Multiscale Anisotropic Harmonic Filters on non Euclidean domains

TL;DR

This paper presents Multiscale Anisotropic Harmonic Filters (MAHFs) for analyzing signal variations on non-Euclidean domains like meshes, point clouds, and graphs, combining heat diffusion and directional information for multi-scale filtering.

Contribution

The introduction of MAHFs that integrate heat kernel smoothing with local directional data for effective pattern analysis on complex non-Euclidean structures.

Findings

Effective multi-scale filtering demonstrated on 3D meshes.

Successful detection of curvature and signal variations.

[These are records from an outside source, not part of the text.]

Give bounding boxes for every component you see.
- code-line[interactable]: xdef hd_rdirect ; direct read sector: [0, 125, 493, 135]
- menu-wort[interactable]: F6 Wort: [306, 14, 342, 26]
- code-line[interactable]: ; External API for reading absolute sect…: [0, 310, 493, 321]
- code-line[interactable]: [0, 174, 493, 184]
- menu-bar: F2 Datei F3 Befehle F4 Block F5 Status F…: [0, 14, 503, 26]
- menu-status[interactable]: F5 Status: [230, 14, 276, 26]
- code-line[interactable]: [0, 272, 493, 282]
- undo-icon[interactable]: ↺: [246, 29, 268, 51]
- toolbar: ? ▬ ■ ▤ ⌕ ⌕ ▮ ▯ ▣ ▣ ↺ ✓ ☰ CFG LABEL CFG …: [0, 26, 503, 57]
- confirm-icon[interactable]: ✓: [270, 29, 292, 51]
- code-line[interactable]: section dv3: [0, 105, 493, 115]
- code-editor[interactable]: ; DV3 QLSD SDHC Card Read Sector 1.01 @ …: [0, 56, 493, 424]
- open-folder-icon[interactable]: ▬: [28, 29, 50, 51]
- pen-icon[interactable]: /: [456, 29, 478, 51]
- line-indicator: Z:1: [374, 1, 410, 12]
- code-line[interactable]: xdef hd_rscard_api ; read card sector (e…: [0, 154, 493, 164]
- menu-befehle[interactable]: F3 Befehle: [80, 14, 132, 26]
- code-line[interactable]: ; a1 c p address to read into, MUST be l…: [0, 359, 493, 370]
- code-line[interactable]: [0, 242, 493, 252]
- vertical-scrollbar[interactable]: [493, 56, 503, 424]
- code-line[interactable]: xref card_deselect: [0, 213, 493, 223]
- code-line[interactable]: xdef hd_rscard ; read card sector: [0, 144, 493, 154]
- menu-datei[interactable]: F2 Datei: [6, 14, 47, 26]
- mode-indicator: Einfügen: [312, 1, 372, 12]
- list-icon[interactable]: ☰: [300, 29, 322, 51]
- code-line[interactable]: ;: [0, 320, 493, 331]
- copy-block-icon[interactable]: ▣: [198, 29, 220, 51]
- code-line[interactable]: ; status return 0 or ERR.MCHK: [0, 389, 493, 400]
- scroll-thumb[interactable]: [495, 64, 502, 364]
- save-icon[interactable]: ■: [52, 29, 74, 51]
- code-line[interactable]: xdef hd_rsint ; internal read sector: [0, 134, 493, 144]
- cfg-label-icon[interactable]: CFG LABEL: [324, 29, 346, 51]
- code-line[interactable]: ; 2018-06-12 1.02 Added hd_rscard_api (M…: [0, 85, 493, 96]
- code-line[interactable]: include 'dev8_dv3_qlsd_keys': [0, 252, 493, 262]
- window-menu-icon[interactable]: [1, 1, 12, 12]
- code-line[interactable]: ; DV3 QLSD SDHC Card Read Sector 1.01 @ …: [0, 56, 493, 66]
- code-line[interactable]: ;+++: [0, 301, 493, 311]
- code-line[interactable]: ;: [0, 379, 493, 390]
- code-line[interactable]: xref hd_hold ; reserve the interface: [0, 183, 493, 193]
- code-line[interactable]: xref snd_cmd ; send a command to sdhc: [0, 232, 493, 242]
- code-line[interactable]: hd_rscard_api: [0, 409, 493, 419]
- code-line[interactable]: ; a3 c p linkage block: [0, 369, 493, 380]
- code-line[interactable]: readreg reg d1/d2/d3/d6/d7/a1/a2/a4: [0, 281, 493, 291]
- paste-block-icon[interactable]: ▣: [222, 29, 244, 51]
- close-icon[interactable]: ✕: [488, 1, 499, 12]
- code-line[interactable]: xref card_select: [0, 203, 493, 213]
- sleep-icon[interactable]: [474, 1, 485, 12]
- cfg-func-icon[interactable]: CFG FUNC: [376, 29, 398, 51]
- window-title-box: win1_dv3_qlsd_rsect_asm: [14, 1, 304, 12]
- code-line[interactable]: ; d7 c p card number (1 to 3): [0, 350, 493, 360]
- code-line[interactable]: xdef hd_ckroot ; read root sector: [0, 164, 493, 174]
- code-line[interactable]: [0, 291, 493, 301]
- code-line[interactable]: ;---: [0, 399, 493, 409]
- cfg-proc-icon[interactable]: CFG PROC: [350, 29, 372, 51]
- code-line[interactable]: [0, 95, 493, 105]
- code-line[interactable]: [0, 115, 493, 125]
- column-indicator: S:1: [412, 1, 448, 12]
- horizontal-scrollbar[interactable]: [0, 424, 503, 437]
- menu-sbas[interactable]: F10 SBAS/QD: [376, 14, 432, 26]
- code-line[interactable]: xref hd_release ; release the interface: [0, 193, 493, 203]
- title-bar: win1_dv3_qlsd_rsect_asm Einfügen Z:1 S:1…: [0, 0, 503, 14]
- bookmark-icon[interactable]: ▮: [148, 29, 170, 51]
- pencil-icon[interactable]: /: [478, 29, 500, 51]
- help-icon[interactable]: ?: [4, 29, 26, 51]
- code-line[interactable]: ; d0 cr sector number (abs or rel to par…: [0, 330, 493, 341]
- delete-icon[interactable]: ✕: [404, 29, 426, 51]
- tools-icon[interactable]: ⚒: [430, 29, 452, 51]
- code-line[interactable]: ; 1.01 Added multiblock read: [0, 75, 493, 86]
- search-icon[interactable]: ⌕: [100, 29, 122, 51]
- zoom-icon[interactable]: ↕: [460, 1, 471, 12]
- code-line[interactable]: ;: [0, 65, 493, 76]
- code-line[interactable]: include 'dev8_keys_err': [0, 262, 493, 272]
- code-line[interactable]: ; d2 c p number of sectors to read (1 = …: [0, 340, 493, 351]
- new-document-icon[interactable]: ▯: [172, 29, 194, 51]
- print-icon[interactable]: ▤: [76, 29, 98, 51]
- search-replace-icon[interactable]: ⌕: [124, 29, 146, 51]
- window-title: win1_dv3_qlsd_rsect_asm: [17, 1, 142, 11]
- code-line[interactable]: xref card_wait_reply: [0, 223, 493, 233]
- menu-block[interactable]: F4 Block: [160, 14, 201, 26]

Application to surface normals and luminance signals.

Abstract

This paper introduces Multiscale Anisotropic Harmonic Filters (MAHFs) aimed at extracting signal variations over non-Euclidean domains, namely 2D-Manifolds and their discrete representations, such as meshes and 3D Point Clouds as well as graphs. The topic of pattern analysis is central in image processing and, considered the growing interest in new domains for information representation, the extension of analogous practices on volumetric data is highly demanded. To accomplish this purpose, we define MAHFs as the product of two components, respectively related to a suitable smoothing function, namely the heat kernel derived from the heat diffusion equations, and to local directional information. We analyse the effectiveness of our approach in multi-scale filtering and variation extraction. Finally, we present an application to the surface normal field and to a luminance signal textured to a mesh, aiming to spot, in a separate fashion, relevant curvature changes (support variations) and signal variations.